As I begin to calm down I become increasingly embarrassed, especially with Mark right there knowing what he now knows. I slump against Mom in defeat because, I’m losing it aren’t I? Having an attack in a hospital is not the best case scenario. I’m lucky I’m not already on the mental ward. Dad was right. I should never have come here today or ever.
Eventually I’m calm enough that Mom lets go of me. Mark is understandably keeping his distance. Mom keeps her arm around my shoulders as Mark and Dad hug quickly and awkwardly again.
“Sorry again about all of this,” Dad apologizes for me. I look at the floor. I can’t meet Mark’s gaze.
“If you need anything don’t hesitate to call,” Mom adds. “If Lydia needs help with the kids so she can come just call me.” Mark approaches slowly and gives Mom a hug before turning to me.
“Thanks for coming today, Noah. Feel better,” he says as he gives me a hug. Feel better…as if I’m sick or something. Well, I guess in his eyes I am.
“I’m sorry,” I mumble. Mark just hugs me tighter. Eventually I pull away because I need to get out of here soon. Drugs or not, I’m feeling like I could lose it again at any second. I look towards the window that overlooks the room. He’s still just lying there exactly the way he was when I first arrived. Did I expect my presence to perform some kind of miracle o
r something? I feel an invisible hand squeeze my heart.
“If…uh…when he wakes up could you just let him know I was here and I said I’m sorry?” I ask. Mark nods and hugs me again and then we leave. I’m so out of it now from meds that I just let Mom lead me through the hospital. Dad keeps a close watch on me as we enter the elevator but I’m fine. I’ve been telling them forever that I’m fine. When we get to the car Dad helps me into my seatbelt. I stare out the window as we drive away.
“Now you see why I thought this was a bad idea,” Dad says quietly. He knows I’m awake he just doesn’t think I’m paying attention.
“I still think it would have been worse if we had said no. If Max, God forbid, doesn’t wake up Noah wouldn’t forgive us for keeping him away…”
“And what good did it do?” Dad’s voice rises. He never raises his voice to my mom. I want to tell him to just leave her alone but I can’t make myself care enough to speak.

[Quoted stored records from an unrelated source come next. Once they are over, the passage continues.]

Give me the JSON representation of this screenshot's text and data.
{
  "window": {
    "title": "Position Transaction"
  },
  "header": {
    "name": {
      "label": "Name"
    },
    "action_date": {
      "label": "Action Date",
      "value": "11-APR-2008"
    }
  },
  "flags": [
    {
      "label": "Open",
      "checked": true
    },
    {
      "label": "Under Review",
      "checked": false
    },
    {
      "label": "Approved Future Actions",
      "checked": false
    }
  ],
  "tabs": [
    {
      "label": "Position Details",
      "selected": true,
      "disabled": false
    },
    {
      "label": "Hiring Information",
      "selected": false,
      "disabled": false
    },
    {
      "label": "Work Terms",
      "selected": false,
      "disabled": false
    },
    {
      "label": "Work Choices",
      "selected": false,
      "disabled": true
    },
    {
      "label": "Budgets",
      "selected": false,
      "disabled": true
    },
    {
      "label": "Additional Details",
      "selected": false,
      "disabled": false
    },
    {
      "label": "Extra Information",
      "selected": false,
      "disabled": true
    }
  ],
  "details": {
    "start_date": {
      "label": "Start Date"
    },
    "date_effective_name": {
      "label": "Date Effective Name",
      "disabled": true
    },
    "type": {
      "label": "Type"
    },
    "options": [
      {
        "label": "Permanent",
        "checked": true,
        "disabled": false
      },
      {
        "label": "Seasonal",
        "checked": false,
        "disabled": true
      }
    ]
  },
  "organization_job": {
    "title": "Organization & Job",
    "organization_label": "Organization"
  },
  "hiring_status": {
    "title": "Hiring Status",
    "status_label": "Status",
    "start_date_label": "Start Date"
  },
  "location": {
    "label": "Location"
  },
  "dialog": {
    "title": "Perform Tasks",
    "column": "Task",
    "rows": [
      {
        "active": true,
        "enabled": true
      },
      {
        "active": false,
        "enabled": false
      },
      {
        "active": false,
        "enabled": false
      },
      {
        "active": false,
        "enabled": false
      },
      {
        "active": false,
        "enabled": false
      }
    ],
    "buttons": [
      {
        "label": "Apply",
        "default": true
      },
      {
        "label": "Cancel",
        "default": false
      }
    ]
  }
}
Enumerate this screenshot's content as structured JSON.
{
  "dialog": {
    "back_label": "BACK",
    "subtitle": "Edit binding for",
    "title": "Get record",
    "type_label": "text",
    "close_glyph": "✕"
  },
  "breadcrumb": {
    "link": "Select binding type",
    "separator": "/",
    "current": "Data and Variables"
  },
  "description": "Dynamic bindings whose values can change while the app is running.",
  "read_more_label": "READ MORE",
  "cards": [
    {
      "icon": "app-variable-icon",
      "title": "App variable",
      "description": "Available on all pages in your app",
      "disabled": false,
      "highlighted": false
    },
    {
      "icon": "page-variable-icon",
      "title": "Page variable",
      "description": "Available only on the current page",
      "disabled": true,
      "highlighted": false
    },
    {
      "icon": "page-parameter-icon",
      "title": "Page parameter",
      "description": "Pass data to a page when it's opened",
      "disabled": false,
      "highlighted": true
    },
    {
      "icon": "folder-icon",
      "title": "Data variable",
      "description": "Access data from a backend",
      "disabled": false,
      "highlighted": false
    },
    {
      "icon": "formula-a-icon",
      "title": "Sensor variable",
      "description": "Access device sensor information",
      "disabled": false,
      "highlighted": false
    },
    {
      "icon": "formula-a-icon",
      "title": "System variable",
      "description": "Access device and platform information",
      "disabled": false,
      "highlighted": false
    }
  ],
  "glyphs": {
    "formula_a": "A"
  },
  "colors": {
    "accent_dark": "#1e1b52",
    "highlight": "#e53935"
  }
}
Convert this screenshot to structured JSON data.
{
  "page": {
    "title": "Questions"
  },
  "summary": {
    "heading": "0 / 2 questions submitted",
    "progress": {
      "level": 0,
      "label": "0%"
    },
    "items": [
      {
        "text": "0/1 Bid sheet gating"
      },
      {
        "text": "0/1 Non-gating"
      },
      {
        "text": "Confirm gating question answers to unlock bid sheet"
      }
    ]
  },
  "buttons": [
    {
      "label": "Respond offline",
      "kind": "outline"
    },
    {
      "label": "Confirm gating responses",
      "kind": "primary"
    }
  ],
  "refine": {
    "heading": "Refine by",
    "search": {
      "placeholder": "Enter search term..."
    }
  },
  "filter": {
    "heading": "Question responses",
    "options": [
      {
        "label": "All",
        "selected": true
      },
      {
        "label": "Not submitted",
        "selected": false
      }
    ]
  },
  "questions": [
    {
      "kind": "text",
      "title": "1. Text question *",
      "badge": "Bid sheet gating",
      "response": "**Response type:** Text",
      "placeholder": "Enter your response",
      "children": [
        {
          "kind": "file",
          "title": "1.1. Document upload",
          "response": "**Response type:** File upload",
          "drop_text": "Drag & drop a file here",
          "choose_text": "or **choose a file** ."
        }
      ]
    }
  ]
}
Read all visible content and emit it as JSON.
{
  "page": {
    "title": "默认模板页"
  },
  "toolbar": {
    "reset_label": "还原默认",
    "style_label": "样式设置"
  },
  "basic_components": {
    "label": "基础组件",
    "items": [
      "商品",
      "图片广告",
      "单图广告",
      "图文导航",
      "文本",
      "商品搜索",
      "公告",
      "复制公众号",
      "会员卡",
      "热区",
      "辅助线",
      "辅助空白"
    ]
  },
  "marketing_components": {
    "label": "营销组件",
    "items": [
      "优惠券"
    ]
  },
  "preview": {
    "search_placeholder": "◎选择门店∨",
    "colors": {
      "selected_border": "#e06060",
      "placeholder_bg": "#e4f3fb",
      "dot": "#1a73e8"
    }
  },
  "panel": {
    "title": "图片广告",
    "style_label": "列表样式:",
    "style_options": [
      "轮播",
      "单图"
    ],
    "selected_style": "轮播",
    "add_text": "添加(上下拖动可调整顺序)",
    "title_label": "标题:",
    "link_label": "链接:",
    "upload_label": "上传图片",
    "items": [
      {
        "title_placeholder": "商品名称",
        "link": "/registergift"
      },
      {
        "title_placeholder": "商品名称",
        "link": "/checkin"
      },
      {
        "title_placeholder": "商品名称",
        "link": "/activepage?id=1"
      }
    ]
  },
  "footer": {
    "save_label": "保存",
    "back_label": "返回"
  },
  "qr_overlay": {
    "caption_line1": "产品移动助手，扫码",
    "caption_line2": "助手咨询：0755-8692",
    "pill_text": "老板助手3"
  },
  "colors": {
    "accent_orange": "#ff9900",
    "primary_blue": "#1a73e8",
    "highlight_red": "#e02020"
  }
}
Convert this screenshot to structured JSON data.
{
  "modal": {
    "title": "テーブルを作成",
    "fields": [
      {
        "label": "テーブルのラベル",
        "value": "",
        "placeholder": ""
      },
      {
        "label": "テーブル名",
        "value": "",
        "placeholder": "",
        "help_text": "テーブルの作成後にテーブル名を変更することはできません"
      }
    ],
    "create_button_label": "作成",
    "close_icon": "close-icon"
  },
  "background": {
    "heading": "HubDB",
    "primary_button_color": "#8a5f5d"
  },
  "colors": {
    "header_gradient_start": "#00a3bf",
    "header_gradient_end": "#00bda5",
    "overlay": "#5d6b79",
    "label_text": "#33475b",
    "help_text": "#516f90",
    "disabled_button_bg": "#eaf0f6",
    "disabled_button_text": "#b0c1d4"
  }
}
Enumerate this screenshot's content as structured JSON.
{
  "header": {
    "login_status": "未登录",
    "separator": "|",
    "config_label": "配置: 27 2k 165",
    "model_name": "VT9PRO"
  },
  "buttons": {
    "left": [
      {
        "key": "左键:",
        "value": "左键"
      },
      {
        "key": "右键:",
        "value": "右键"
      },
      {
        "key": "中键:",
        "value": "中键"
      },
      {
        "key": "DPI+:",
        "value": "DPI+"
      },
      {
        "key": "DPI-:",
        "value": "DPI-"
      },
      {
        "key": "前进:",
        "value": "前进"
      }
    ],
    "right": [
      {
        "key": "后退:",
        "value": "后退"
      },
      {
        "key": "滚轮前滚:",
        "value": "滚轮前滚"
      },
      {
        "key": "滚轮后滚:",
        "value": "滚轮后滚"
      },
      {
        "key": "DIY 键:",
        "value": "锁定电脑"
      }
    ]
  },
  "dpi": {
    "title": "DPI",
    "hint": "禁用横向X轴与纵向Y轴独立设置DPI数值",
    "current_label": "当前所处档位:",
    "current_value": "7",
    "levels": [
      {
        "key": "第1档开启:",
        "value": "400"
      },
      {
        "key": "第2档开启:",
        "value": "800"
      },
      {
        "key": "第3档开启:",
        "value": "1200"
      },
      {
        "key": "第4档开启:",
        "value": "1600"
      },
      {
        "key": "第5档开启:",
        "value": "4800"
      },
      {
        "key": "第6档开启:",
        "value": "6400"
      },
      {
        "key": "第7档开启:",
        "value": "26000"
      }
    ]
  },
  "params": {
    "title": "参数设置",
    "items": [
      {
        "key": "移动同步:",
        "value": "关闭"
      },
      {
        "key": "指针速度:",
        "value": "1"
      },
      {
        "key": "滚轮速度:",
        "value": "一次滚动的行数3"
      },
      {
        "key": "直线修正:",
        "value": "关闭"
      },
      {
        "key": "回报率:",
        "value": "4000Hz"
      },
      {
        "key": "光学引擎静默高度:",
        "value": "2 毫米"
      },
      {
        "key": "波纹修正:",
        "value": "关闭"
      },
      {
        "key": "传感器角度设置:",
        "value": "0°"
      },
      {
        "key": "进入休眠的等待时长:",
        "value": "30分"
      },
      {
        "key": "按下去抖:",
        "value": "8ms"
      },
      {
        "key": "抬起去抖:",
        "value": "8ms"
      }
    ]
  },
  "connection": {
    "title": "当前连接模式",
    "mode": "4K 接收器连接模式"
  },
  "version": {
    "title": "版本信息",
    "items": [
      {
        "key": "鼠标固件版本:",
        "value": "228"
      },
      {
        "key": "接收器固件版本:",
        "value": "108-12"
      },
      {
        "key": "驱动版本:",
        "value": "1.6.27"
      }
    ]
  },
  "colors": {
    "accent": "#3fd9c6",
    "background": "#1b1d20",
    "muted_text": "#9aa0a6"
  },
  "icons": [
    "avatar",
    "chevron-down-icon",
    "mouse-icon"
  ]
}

“Ollie, just don’t okay? It’s been a long few days. We have to be a team,” Mom says quietly.
“Exactly, we have to be a team and I did NOT want this. How is anything that happened today a good thing?”
“Just stop!” I yell from the back seat before bursting into tears. They both go silent and stay that way all of the way home.
At home I head straight for my room. “Keep your door open,” Dad says gruffly. I’m a prisoner in my own house and I’m not allowed any privacy. I pretty much spend the day curled up on my bed. I play some movies on Netflix on my laptop but I’m not really watching them. The movies are just so my parents don’t worry about me when they come in to check on me.
Mom brings a lunch tray to my room like I’m sick or something. It’s tomato soup and grilled cheese…another Gran standby. I take a few bites of sandwich and put the tray on my desk. When Mom comes in later to collect my tray she’s not happy that I haven’t eaten but how can I? I have no appetite. My stomach is in knots. If I ate I would just throw up immediately anyway.